Across all the areas of health I’ve worked I can honestly say that allergies is the area which is so wide ranging from a psychological perspective. The complex interweaves of anxiety, stress and allergic reactions, how misunderstood it is but how food allergies are and the seeing how the impact is so holistic; with a ripple effect on so many areas of life. This isn’t just what I see in practice, but this is backed by the research, with the recent Global Access to Psychological Services for Food Allergy (GAPS Study) Knibb et al (2024) showing over 70% of patients and care givers to have good anxiety related distress.

This is not just misunderstood, but it is a complete blind spot for so many, with people not even knowing what they don’t know, including naive psychologists like me (up until 6 years ago). The GAPS study also found that only 1 in 5 people had been asked about their distress by a professional.

We’ve made so much progress, yet so much still needs to be done in this space.

I’m one of only a handful of clinical psychologists specialising in allergies in the U.K. I’ll be honest, at times this is overwhelming.

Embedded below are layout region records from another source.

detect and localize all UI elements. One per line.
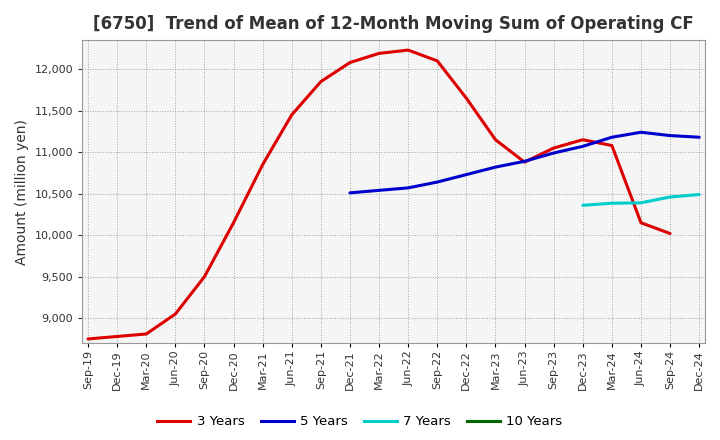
Title: [6750]  Trend of Mean of 12-Month Moving Sum of Operating CF: [6750] Trend of Mean of 12-Month Moving …: [93, 15, 694, 33]
Y-axis label: Amount (million yen): Amount (million yen): [15, 119, 29, 264]
Legend: 3 Years, 5 Years, 7 Years, 10 Years: 3 Years, 5 Years, 7 Years, 10 Years: [152, 410, 568, 433]
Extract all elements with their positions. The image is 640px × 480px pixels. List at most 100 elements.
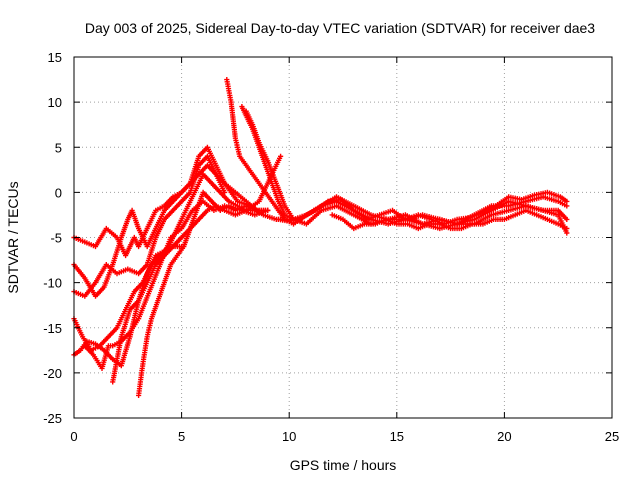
data-point [292,223,295,225]
data-point [228,200,230,203]
data-point [223,191,226,194]
data-point [525,209,527,212]
data-point [131,209,133,212]
data-point [116,327,118,329]
data-point [155,236,157,239]
series-track-4 [71,162,271,299]
data-point [378,214,381,216]
data-point [198,173,200,176]
data-point [81,336,84,338]
data-point [236,205,239,207]
data-point [404,218,407,221]
data-point [533,194,536,196]
data-point [241,209,243,212]
data-point [172,245,174,248]
data-point [439,218,441,221]
data-point [155,263,157,266]
data-point [374,223,377,225]
data-point [245,205,247,207]
data-point [271,182,273,185]
data-point [215,164,217,167]
y-tick-label: -25 [43,411,62,426]
data-point [566,205,568,207]
data-point [215,173,217,176]
y-tick-label: -10 [43,276,62,291]
data-point [520,198,523,201]
data-point [191,209,194,212]
data-point [566,200,568,203]
data-point [495,205,497,207]
data-point [172,196,174,198]
data-point [202,173,204,176]
data-point [103,349,105,352]
data-point [557,214,559,216]
data-point [94,281,97,284]
data-point [150,263,153,266]
data-point [284,205,286,207]
data-point [157,299,159,302]
data-point [146,336,148,338]
data-point [236,200,239,203]
series-markers [82,198,271,371]
data-point [155,227,157,230]
data-point [279,155,282,158]
data-point [99,345,101,347]
data-point [456,223,458,225]
x-tick-label: 10 [282,429,296,444]
data-point [256,209,258,212]
x-tick-label: 15 [390,429,404,444]
data-point [189,182,191,185]
data-point [353,214,355,216]
data-point [363,223,366,225]
data-point [456,218,458,221]
series-markers [71,162,271,299]
data-point [241,105,243,108]
data-point [525,205,527,207]
data-point [94,295,97,298]
series-track-7 [110,203,260,385]
data-point [238,155,241,158]
data-point [146,263,148,266]
data-point [566,227,568,230]
series-layer [71,77,570,398]
data-point [288,220,291,223]
data-point [120,336,123,338]
data-point [111,345,114,347]
data-point [228,205,230,207]
data-point [170,236,172,239]
y-axis-label: SDTVAR / TECUs [5,181,21,293]
data-point [507,196,510,198]
data-point [482,223,484,225]
data-point [213,209,215,212]
data-point [230,101,232,103]
data-point [557,209,559,212]
data-point [176,254,179,257]
data-point [155,254,157,257]
data-point [94,245,97,248]
data-point [163,218,166,221]
data-point [353,209,355,212]
data-point [84,295,86,298]
series-track-8 [136,189,271,398]
series-track-6 [82,198,271,371]
data-point [107,336,110,338]
data-point [546,218,549,221]
y-tick-label: -15 [43,321,62,336]
data-point [335,196,338,198]
data-point [180,236,183,239]
data-point [142,363,144,365]
data-point [195,209,198,212]
data-point [198,164,200,167]
data-point [428,223,430,225]
data-point [535,214,538,216]
data-point [507,200,510,203]
data-point [146,227,148,230]
data-point [172,200,174,203]
data-point [301,216,303,219]
data-point [492,218,495,221]
data-point [127,268,129,270]
data-point [277,200,280,203]
data-point [163,205,166,207]
data-point [266,209,269,212]
grid-layer [74,57,612,418]
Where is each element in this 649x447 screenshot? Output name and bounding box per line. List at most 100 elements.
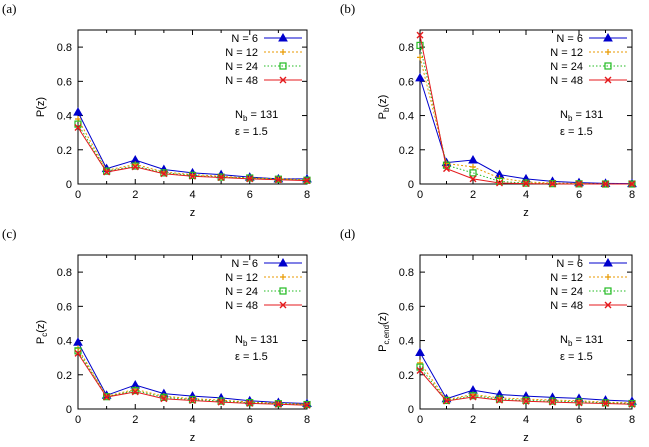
data-point	[469, 393, 477, 401]
series-line	[77, 118, 308, 181]
data-point	[522, 180, 530, 188]
legend-entry: N = 12	[550, 47, 583, 59]
data-point	[278, 257, 288, 267]
y-tick-label: 0.2	[57, 145, 72, 157]
annotation-nb-main: N	[560, 109, 568, 121]
data-point	[495, 177, 504, 186]
data-point	[189, 172, 196, 180]
data-point	[575, 398, 583, 406]
x-tick-label: 0	[417, 414, 423, 426]
y-tick-label: 0.2	[399, 370, 414, 382]
data-point	[575, 399, 583, 407]
annotation-nb: Nb = 131	[560, 334, 603, 348]
legend-entry: N = 24	[550, 61, 583, 73]
plot-frame	[77, 29, 308, 185]
data-point	[279, 287, 287, 295]
data-point	[415, 347, 425, 357]
data-point	[603, 257, 613, 267]
data-point	[605, 274, 611, 280]
data-point	[416, 41, 424, 50]
legend-entry: N = 48	[225, 300, 258, 312]
annotation-nb-value: = 131	[572, 334, 603, 346]
data-point	[548, 397, 557, 405]
legend-entry: N = 48	[225, 75, 258, 87]
data-point	[603, 32, 613, 42]
annotation-nb-main: N	[235, 334, 243, 346]
data-point	[628, 400, 636, 408]
x-tick-label: 6	[247, 414, 253, 426]
data-point	[415, 72, 425, 82]
x-axis-label: z	[190, 207, 196, 219]
y-tick-label: 0.6	[399, 301, 414, 313]
legend: N = 6 N = 12 N = 24 N = 48	[225, 257, 302, 312]
data-point	[131, 386, 139, 395]
data-point	[495, 395, 504, 403]
x-tick-label: 0	[417, 189, 423, 201]
data-point	[131, 163, 139, 171]
data-point	[522, 397, 530, 405]
x-tick-label: 4	[189, 414, 195, 426]
y-tick-label: 0	[408, 404, 414, 416]
y-tick-label: 0.8	[57, 267, 72, 279]
annotation-nb: Nb = 131	[235, 109, 278, 123]
y-axis-label-sub: c	[40, 333, 49, 337]
data-point	[74, 124, 82, 132]
y-tick-label: 0.6	[57, 301, 72, 313]
data-point	[602, 400, 609, 408]
data-point	[278, 32, 288, 42]
annotation-epsilon: ε = 1.5	[560, 351, 593, 363]
annotation-nb: Nb = 131	[560, 109, 603, 123]
data-point	[279, 62, 287, 70]
data-point	[604, 76, 612, 84]
legend: N = 6 N = 12 N = 24 N = 48	[225, 32, 302, 87]
x-tick-label: 4	[189, 189, 195, 201]
legend-entry: N = 12	[225, 272, 258, 284]
y-tick-label: 0.6	[399, 76, 414, 88]
y-axis-label: Pb(z)	[377, 95, 391, 120]
y-tick-label: 0.6	[57, 76, 72, 88]
data-point	[469, 169, 477, 177]
legend-entry: N = 6	[556, 258, 583, 270]
data-point	[416, 367, 424, 374]
data-point	[73, 337, 83, 346]
data-point	[303, 401, 311, 409]
series-1	[415, 347, 637, 405]
y-tick-label: 0.2	[57, 370, 72, 382]
data-point	[496, 396, 503, 404]
x-tick-label: 8	[629, 189, 635, 201]
y-axis-label-sub: b	[382, 107, 391, 112]
data-point	[303, 400, 311, 409]
legend: N = 6 N = 12 N = 24 N = 48	[550, 32, 627, 87]
y-tick-label: 0	[66, 179, 72, 191]
annotation-epsilon: ε = 1.5	[235, 126, 268, 138]
data-point	[496, 179, 503, 187]
data-point	[280, 49, 286, 55]
legend-entry: N = 24	[550, 286, 583, 298]
plot-frame	[419, 254, 633, 410]
data-point	[604, 287, 612, 295]
data-point	[160, 170, 168, 178]
y-tick-label: 0	[408, 179, 414, 191]
data-point	[274, 400, 282, 408]
y-axis-label: Pc,end(z)	[377, 312, 391, 352]
data-point	[188, 171, 197, 180]
data-point	[280, 274, 286, 280]
series-4	[74, 349, 311, 409]
data-point	[522, 396, 530, 405]
y-tick-label: 0	[66, 404, 72, 416]
data-point	[246, 399, 254, 407]
annotation-nb: Nb = 131	[235, 334, 278, 348]
data-point	[279, 301, 287, 309]
plot-frame	[77, 254, 308, 410]
data-point	[469, 392, 477, 400]
data-point	[303, 177, 311, 185]
y-tick-label: 0.2	[399, 145, 414, 157]
chart-panel-a: (a)0 2 4 6 800.20.40.60.8zP(z)N = 6N = 12N =…	[2, 1, 312, 219]
panel-label: (a)	[2, 1, 16, 16]
data-point	[468, 155, 478, 164]
data-point	[575, 180, 583, 188]
y-tick-label: 0.8	[399, 267, 414, 279]
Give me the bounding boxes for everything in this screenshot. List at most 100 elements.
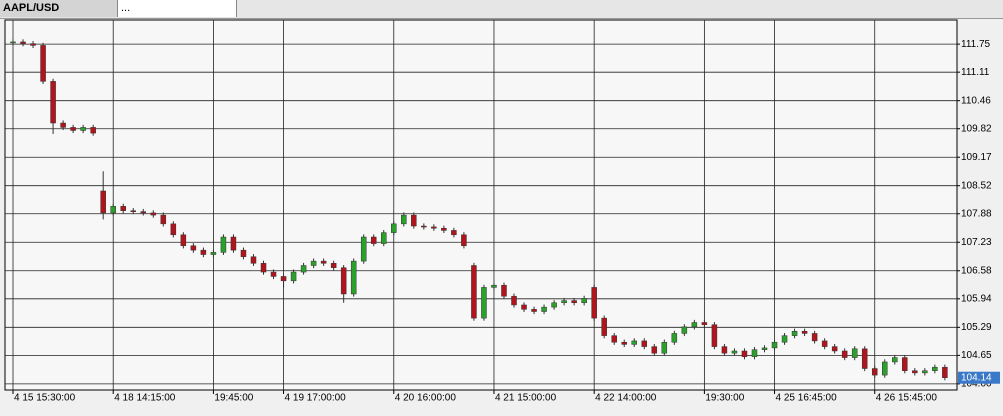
y-tick-label: 108.52 bbox=[961, 180, 992, 191]
x-tick-label: 4 18 14:15:00 bbox=[114, 393, 176, 404]
candle-body bbox=[150, 212, 157, 216]
candle-body bbox=[70, 127, 76, 131]
candle-body bbox=[90, 127, 96, 134]
y-tick-label: 106.58 bbox=[961, 265, 992, 276]
candle-body bbox=[611, 335, 617, 343]
candle-body bbox=[861, 348, 868, 369]
candle-body bbox=[110, 206, 116, 214]
candle-body bbox=[661, 341, 668, 354]
candle-body bbox=[431, 226, 437, 229]
y-tick-label: 104.00 bbox=[961, 379, 992, 390]
candle-body bbox=[50, 81, 56, 124]
candle-body bbox=[932, 366, 938, 371]
candle-body bbox=[731, 350, 738, 354]
candle-body bbox=[811, 333, 818, 342]
y-tick-label: 111.11 bbox=[961, 67, 990, 78]
candle-body bbox=[240, 249, 247, 257]
candle-body bbox=[441, 227, 447, 231]
candle-body bbox=[340, 267, 347, 295]
x-tick-label: 4 19 17:00:00 bbox=[285, 393, 347, 404]
candle-body bbox=[711, 324, 718, 347]
candle-body bbox=[581, 298, 587, 304]
y-tick-label: 105.29 bbox=[961, 322, 992, 333]
y-tick-label: 107.23 bbox=[961, 237, 992, 248]
y-tick-label: 104.65 bbox=[961, 350, 992, 361]
candle-body bbox=[771, 341, 778, 349]
candle-body bbox=[330, 263, 337, 268]
tab[interactable]: ... bbox=[118, 0, 237, 17]
candle-body bbox=[521, 304, 527, 310]
candle-body bbox=[20, 41, 26, 44]
y-tick-label: 105.94 bbox=[961, 293, 992, 304]
candle-body bbox=[701, 322, 708, 325]
candle-body bbox=[902, 357, 908, 371]
candle-body bbox=[130, 210, 136, 212]
candle-body bbox=[370, 236, 377, 244]
candle-body bbox=[741, 350, 748, 357]
candle-body bbox=[290, 271, 297, 282]
plot-area bbox=[4, 19, 958, 391]
candle-body bbox=[80, 127, 86, 131]
candle-body bbox=[10, 41, 16, 44]
candle-body bbox=[511, 295, 517, 306]
candle-body bbox=[501, 284, 507, 297]
candle-body bbox=[200, 249, 207, 255]
candle-body bbox=[100, 190, 106, 214]
tab[interactable]: AAPL/USD bbox=[0, 0, 118, 17]
candle-body bbox=[180, 234, 187, 247]
candle-body bbox=[922, 370, 928, 374]
candle-body bbox=[621, 341, 627, 345]
candle-body bbox=[451, 230, 457, 236]
x-tick-label: 19:45:00 bbox=[214, 393, 253, 404]
candle-body bbox=[551, 302, 557, 308]
candle-body bbox=[531, 309, 537, 312]
candle-body bbox=[851, 348, 858, 358]
candle-body bbox=[871, 368, 878, 376]
candle-body bbox=[942, 366, 948, 378]
y-tick-label: 109.17 bbox=[961, 152, 992, 163]
candle-body bbox=[140, 211, 147, 214]
candle-body bbox=[160, 214, 167, 225]
candle-body bbox=[591, 287, 597, 319]
candle-body bbox=[60, 122, 66, 128]
candle-body bbox=[631, 340, 637, 345]
candle-body bbox=[761, 347, 768, 350]
candle-body bbox=[190, 245, 197, 251]
candle-body bbox=[360, 236, 367, 262]
candle-body bbox=[751, 349, 758, 357]
candle-body bbox=[300, 265, 307, 273]
x-tick-label: 4 15 15:30:00 bbox=[14, 393, 76, 404]
candle-body bbox=[801, 331, 808, 334]
candle-body bbox=[671, 333, 678, 343]
x-tick-label: 19:30:00 bbox=[705, 393, 744, 404]
candle-body bbox=[791, 331, 798, 336]
candle-body bbox=[831, 346, 838, 352]
x-tick-label: 4 25 16:45:00 bbox=[776, 393, 838, 404]
candle-body bbox=[691, 322, 698, 328]
candle-body bbox=[230, 236, 237, 251]
candle-body bbox=[40, 45, 46, 82]
x-tick-label: 4 21 15:00:00 bbox=[495, 393, 557, 404]
candle-body bbox=[541, 306, 547, 312]
candle-body bbox=[882, 361, 888, 376]
candle-body bbox=[381, 232, 387, 244]
candle-body bbox=[350, 260, 357, 295]
candle-body bbox=[250, 256, 257, 264]
candle-body bbox=[310, 260, 317, 266]
candle-body bbox=[421, 225, 427, 228]
candle-body bbox=[912, 370, 918, 374]
candle-body bbox=[892, 357, 898, 363]
candle-body bbox=[210, 252, 217, 255]
y-tick-label: 111.75 bbox=[961, 39, 991, 50]
last-price-label: 104.14 bbox=[961, 372, 992, 383]
x-tick-label: 4 22 14:00:00 bbox=[595, 393, 657, 404]
candle-body bbox=[481, 287, 487, 319]
candle-body bbox=[641, 340, 648, 347]
candle-body bbox=[260, 263, 267, 273]
x-tick-label: 4 20 16:00:00 bbox=[395, 393, 457, 404]
candle-body bbox=[391, 223, 397, 233]
candle-body bbox=[571, 300, 577, 304]
candle-body bbox=[681, 326, 688, 334]
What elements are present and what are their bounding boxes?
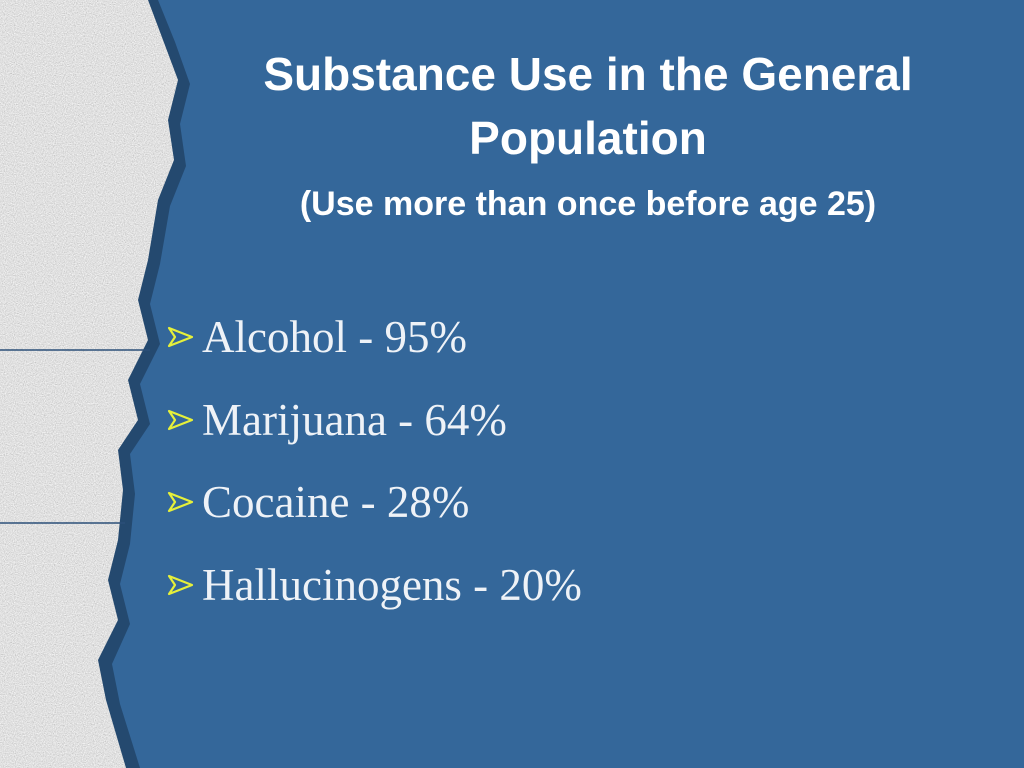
bullet-text: Cocaine - 28% xyxy=(202,477,470,528)
bullet-item: Marijuana - 64% xyxy=(166,379,582,462)
granite-strip xyxy=(0,0,190,768)
bullet-arrow xyxy=(167,492,194,513)
bullet-text: Alcohol - 95% xyxy=(202,312,467,363)
bullet-item: Alcohol - 95% xyxy=(166,296,582,379)
bullet-item: Hallucinogens - 20% xyxy=(166,544,582,627)
bullet-text: Marijuana - 64% xyxy=(202,394,507,445)
bullet-item: Cocaine - 28% xyxy=(166,461,582,544)
bullet-list: Alcohol - 95% Marijuana - 64% Cocaine - 28… xyxy=(166,296,582,626)
bullet-arrow xyxy=(167,409,194,430)
bullet-arrow xyxy=(167,327,194,348)
bullet-arrow xyxy=(167,574,194,595)
slide-subtitle: (Use more than once before age 25) xyxy=(299,185,877,223)
slide-title: Substance Use in the General Population xyxy=(263,48,913,164)
bullet-text: Hallucinogens - 20% xyxy=(202,559,582,610)
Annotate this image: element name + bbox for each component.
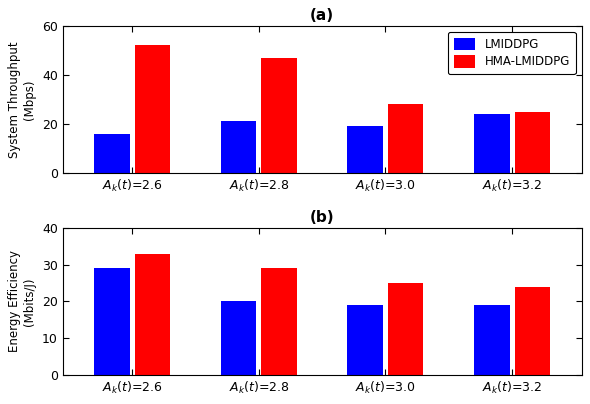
Legend: LMIDDPG, HMA-LMIDDPG: LMIDDPG, HMA-LMIDDPG xyxy=(448,32,576,74)
Bar xyxy=(474,305,510,375)
Bar xyxy=(348,126,383,173)
Bar xyxy=(135,46,171,173)
Bar xyxy=(348,305,383,375)
Y-axis label: Energy Efficiency
(Mbits/J): Energy Efficiency (Mbits/J) xyxy=(8,250,37,352)
Title: (b): (b) xyxy=(310,210,335,225)
Bar xyxy=(388,283,424,375)
Bar xyxy=(135,254,171,375)
Y-axis label: System Throughput
(Mbps): System Throughput (Mbps) xyxy=(8,41,37,158)
Title: (a): (a) xyxy=(310,8,334,23)
Bar xyxy=(261,58,297,173)
Bar xyxy=(514,112,550,173)
Bar xyxy=(94,134,130,173)
Bar xyxy=(221,301,256,375)
Bar xyxy=(94,268,130,375)
Bar xyxy=(474,114,510,173)
Bar xyxy=(388,104,424,173)
Bar xyxy=(514,286,550,375)
Bar xyxy=(261,268,297,375)
Bar xyxy=(221,121,256,173)
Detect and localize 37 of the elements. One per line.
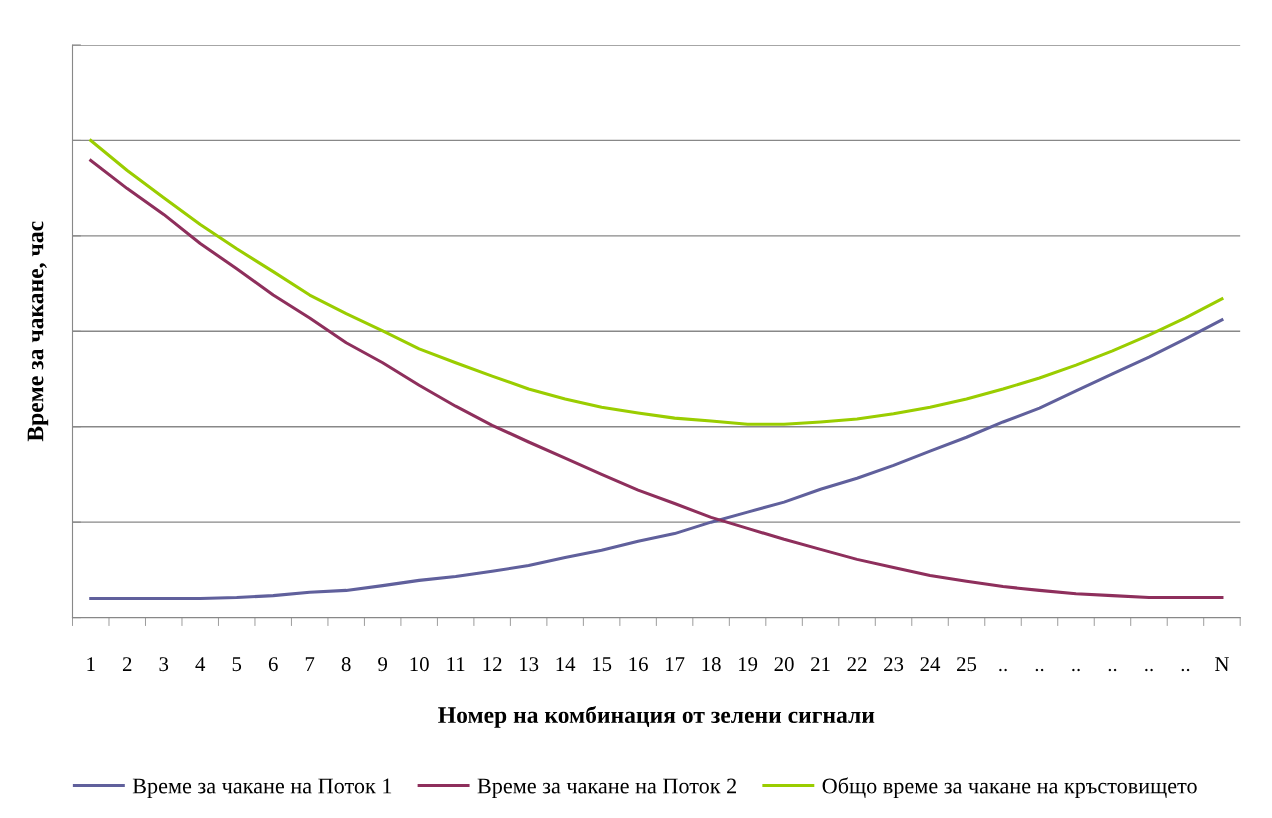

I get the privilege of working with so many children, teenagers, adults and parents who trust me in their most vulnerable moments, but I know I can only help so many people and there are so many more going without support or don’t even know such support is there. It can be isolating, knowing how important my role is but there not being many other clinical psychologists or therapists who understand.

My work is always based on evidence and informed by theory and models, yet I’ve found that lots of the ways I am trained aren’t completely relevant to of the uniqueness that allergy brings - the danger isn’t irrational and typical exposure models for anxiety are not safe.

I’ve created my own methods which have helped so many, but I know can help so many more.

So, this blog is going to be my way of starting to articulate just some of the thoughts in my head. To share some of my ideas, which can’t just be summarised in a 40 second videos which more recently I’ve felt I have to do, in order to try and try and get my ideas into the world via the minefield that is social media.